Sudan: The world’s last male northern white rhino Credit YouTube
The world’s last male northern white rhino has died, the Kenyan conservancy taking care of it said, leaving only two females of its subspecies alive in the world.
It's another blow for Earth's biodiversity and last Saturday, a comprehensive, global appraisal of the damage, and what can be done to reverse the free-fall die-off of animal, fish and plant species around the world, will be conducted in Colombia.
In just three years’ time, the World will have lost two-thirds of all wild animals.
This amazing statistic from The Living Planet Index goes on: The number of wild animals living on Earth is set to fall by two-thirds by 2020, according to a new report, part of a mass extinction that is destroying the natural world upon which humanity depends.

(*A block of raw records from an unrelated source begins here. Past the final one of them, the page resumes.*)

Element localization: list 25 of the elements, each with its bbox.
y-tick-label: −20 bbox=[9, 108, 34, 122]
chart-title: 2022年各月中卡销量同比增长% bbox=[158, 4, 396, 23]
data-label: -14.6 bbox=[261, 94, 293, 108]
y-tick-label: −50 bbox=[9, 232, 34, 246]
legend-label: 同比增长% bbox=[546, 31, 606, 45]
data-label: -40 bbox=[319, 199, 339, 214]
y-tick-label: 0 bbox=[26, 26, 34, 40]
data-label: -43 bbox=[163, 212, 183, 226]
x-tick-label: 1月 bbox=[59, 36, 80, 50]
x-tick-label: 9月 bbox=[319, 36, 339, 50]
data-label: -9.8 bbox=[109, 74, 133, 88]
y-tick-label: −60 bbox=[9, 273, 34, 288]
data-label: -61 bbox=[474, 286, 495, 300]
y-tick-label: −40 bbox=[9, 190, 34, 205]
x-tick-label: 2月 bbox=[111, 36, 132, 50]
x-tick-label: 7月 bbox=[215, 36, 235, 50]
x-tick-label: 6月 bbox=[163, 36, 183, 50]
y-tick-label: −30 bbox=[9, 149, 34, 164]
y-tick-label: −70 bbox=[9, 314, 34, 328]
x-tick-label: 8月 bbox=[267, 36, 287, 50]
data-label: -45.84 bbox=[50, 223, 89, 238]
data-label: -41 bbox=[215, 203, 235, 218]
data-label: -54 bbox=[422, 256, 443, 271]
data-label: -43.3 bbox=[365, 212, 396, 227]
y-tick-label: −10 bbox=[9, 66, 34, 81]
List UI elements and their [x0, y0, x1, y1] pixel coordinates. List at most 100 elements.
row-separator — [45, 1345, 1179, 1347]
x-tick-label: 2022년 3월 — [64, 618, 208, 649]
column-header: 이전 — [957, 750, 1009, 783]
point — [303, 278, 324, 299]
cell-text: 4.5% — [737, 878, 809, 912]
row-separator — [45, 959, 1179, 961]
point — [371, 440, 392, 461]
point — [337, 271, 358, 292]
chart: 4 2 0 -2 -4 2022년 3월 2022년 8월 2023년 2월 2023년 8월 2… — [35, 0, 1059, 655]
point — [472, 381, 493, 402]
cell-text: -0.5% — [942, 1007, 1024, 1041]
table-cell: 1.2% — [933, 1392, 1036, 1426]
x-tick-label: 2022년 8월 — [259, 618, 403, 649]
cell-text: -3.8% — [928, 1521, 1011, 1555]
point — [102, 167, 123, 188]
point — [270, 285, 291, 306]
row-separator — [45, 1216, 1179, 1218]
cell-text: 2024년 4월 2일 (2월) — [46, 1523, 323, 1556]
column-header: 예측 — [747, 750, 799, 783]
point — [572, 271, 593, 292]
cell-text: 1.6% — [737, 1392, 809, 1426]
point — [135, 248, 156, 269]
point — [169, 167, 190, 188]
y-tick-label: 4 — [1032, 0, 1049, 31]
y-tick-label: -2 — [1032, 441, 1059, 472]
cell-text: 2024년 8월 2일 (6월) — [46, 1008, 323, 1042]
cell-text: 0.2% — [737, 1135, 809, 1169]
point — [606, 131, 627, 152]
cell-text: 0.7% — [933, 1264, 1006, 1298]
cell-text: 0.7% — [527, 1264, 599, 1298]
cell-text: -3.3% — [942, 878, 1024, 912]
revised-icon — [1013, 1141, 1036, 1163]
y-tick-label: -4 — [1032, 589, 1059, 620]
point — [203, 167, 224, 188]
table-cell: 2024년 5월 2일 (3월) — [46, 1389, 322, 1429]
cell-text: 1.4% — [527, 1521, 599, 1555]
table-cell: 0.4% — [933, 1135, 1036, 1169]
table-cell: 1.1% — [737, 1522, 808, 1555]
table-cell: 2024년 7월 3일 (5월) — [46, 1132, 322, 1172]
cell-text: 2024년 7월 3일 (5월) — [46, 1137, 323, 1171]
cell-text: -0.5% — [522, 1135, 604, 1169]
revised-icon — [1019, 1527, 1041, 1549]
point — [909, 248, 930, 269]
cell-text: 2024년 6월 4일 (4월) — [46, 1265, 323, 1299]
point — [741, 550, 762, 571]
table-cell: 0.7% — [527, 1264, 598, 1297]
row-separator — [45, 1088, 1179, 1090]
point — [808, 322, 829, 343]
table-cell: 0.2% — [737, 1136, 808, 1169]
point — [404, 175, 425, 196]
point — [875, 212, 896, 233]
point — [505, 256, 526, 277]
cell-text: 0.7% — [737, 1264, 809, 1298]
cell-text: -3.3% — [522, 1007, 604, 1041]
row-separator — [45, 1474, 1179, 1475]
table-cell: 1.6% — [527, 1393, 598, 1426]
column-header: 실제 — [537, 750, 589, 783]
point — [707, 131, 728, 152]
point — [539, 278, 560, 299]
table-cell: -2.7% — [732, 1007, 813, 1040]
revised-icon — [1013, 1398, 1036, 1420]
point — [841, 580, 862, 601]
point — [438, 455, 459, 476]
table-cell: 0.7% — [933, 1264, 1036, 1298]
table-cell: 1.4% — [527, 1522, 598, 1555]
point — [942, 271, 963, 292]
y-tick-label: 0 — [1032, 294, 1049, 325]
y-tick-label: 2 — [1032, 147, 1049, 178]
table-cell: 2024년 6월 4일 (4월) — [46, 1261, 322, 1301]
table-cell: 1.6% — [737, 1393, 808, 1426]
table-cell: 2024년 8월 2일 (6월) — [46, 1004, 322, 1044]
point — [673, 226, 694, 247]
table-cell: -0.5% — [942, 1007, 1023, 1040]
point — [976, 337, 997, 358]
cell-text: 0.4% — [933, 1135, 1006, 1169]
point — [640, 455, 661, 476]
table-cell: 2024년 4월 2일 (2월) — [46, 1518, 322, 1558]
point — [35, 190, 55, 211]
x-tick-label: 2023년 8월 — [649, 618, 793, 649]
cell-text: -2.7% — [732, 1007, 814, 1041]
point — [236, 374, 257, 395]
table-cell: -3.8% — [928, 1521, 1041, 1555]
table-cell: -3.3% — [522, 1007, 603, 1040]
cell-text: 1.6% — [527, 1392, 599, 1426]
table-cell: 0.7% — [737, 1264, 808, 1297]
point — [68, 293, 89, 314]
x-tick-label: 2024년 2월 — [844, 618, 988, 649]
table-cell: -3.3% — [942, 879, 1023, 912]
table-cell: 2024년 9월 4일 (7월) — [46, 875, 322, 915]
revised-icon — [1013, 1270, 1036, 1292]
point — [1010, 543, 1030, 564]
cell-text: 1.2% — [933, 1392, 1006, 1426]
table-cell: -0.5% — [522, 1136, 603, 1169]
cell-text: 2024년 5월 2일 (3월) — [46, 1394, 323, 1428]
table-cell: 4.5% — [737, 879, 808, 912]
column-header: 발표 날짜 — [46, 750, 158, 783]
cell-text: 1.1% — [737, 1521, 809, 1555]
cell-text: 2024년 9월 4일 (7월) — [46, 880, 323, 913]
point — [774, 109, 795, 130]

The analysis, the most comprehensive to date, indicates that animal populations plummeted by 58% between 1970 and 2012, with losses on track to reach 67% by 2020. Researchers from WWF and the Zoological Society of London compiled the report from scientific data and found that the destruction of wild habitats, hunting and pollution were to blame.

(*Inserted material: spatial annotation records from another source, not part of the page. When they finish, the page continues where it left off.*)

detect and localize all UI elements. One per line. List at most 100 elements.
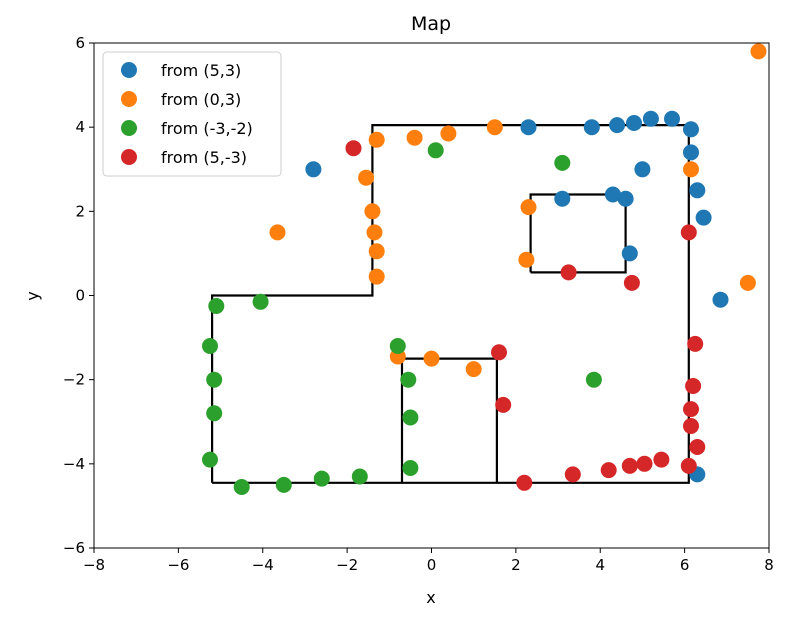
scatter-point: [389, 338, 406, 354]
scatter-point: [585, 371, 602, 388]
scatter-point: [683, 418, 699, 434]
scatter-point: [617, 190, 634, 207]
scatter-point: [680, 224, 697, 241]
scatter-point: [423, 350, 440, 367]
scatter-point: [604, 186, 621, 203]
legend-marker: [121, 120, 137, 136]
x-tick-label: 0: [427, 556, 437, 574]
scatter-point: [634, 161, 651, 178]
series-group-2: [269, 43, 767, 378]
scatter-point: [368, 243, 385, 260]
y-tick-label: 6: [75, 34, 85, 52]
scatter-point: [313, 470, 330, 487]
chart-title: Map: [411, 13, 451, 35]
scatter-point: [402, 409, 419, 426]
scatter-point: [636, 455, 653, 472]
y-tick-label: −2: [63, 371, 85, 389]
scatter-point: [664, 110, 680, 127]
y-tick-label: 4: [75, 118, 85, 136]
wall-line-1: [211, 123, 690, 484]
scatter-point: [465, 361, 482, 378]
scatter-point: [345, 140, 362, 157]
scatter-point: [440, 125, 457, 142]
scatter-point: [520, 119, 537, 136]
scatter-point: [687, 335, 704, 352]
scatter-point: [623, 274, 640, 291]
scatter-point: [680, 457, 697, 474]
legend-marker: [121, 149, 137, 165]
x-axis-label: x: [426, 588, 435, 607]
scatter-point: [739, 274, 756, 291]
scatter-point: [621, 245, 638, 262]
legend: from (5,3) from (0,3) from (-3,-2) from (5,…: [102, 51, 282, 177]
series-group-1: [305, 110, 729, 483]
scatter-point: [358, 169, 375, 186]
series-group-3: [202, 142, 602, 495]
scatter-point: [609, 117, 626, 134]
scatter-point: [206, 371, 223, 388]
scatter-point: [695, 209, 712, 226]
scatter-point: [368, 131, 385, 148]
axes-frame: [93, 42, 770, 549]
scatter-point: [202, 338, 218, 354]
plot-area: [202, 43, 767, 495]
scatter-point: [653, 451, 670, 468]
y-tick-label: −6: [63, 539, 85, 557]
y-axis-label: y: [23, 291, 42, 300]
scatter-point: [621, 457, 638, 474]
scatter-point: [275, 476, 292, 493]
scatter-point: [351, 468, 368, 485]
wall-line-2: [400, 357, 498, 483]
y-tick-label: 0: [75, 287, 85, 305]
scatter-point: [564, 466, 581, 483]
scatter-point: [583, 119, 600, 136]
scatter-point: [520, 199, 537, 216]
scatter-point: [600, 462, 617, 479]
series-group-4: [345, 140, 706, 491]
scatter-point: [560, 264, 577, 281]
scatter-point: [554, 154, 571, 171]
scatter-point: [750, 43, 767, 60]
scatter-point: [491, 344, 507, 361]
x-tick-label: −4: [252, 556, 274, 574]
scatter-point: [269, 224, 286, 241]
x-tick-label: 6: [680, 556, 690, 574]
scatter-point: [252, 293, 269, 310]
x-tick-label: 8: [764, 556, 774, 574]
x-tick-label: −6: [167, 556, 189, 574]
scatter-point: [683, 144, 699, 161]
x-tick-label: 2: [511, 556, 521, 574]
scatter-point: [518, 251, 535, 268]
scatter-point: [516, 474, 533, 491]
scatter-point: [406, 129, 423, 146]
scatter-point: [683, 161, 699, 178]
legend-marker: [121, 91, 137, 107]
y-tick-label: −4: [63, 455, 85, 473]
scatter-point: [305, 161, 322, 178]
scatter-point: [685, 378, 702, 394]
scatter-point: [368, 268, 385, 285]
scatter-point: [642, 110, 659, 127]
x-tick-label: 4: [595, 556, 605, 574]
scatter-point: [626, 115, 642, 131]
scatter-point: [402, 460, 419, 476]
legend-marker: [121, 62, 137, 78]
legend-label: from (5,-3): [161, 148, 247, 167]
scatter-point: [366, 224, 383, 241]
scatter-point: [427, 142, 444, 159]
scatter-point: [554, 190, 571, 207]
legend-box: [102, 51, 282, 177]
scatter-point: [233, 479, 250, 495]
scatter-point: [683, 401, 699, 418]
scatter-point: [495, 396, 512, 413]
scatter-point: [206, 405, 223, 422]
scatter-point: [208, 298, 225, 314]
legend-label: from (5,3): [161, 61, 241, 80]
x-tick-label: −2: [336, 556, 358, 574]
scatter-point: [689, 182, 706, 199]
scatter-point: [364, 203, 381, 220]
legend-label: from (0,3): [161, 90, 241, 109]
scatter-point: [202, 451, 218, 468]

According to The Daily Mail, there are an estimated 8.7 million plant and animal species on our planet and about 86 percent of land species and 91 percent of sea species remain undiscovered.
Of the ones we do know, 1,204 mammals, 1,469 bird, 1,215 reptiles, 2,100 amphibia, and 2,386 fish species are considered threatened.
Also threatened are 1,414 insects, 2,187 molluscs, 732 crustacea, 237 coral, 12,505 plant, 33 mushrooms, and six brown algae species.
Two species of vertebrate, animals with a backbone, have gone extinct every year, on average, for the past century.
Currently, around 41 percent of amphibian species and more than a quarter of mammals are threatened with extinction.
According to Reuters, the last surviving male northern white rhino named 'Sudan' was being treated for age-related complications that had affected his muscles and bones and also gave him extensive skin wounds.
The rhino had spent two weeks in late February and early March lying in his pen due to discomfort from a deep wound on his right hind leg.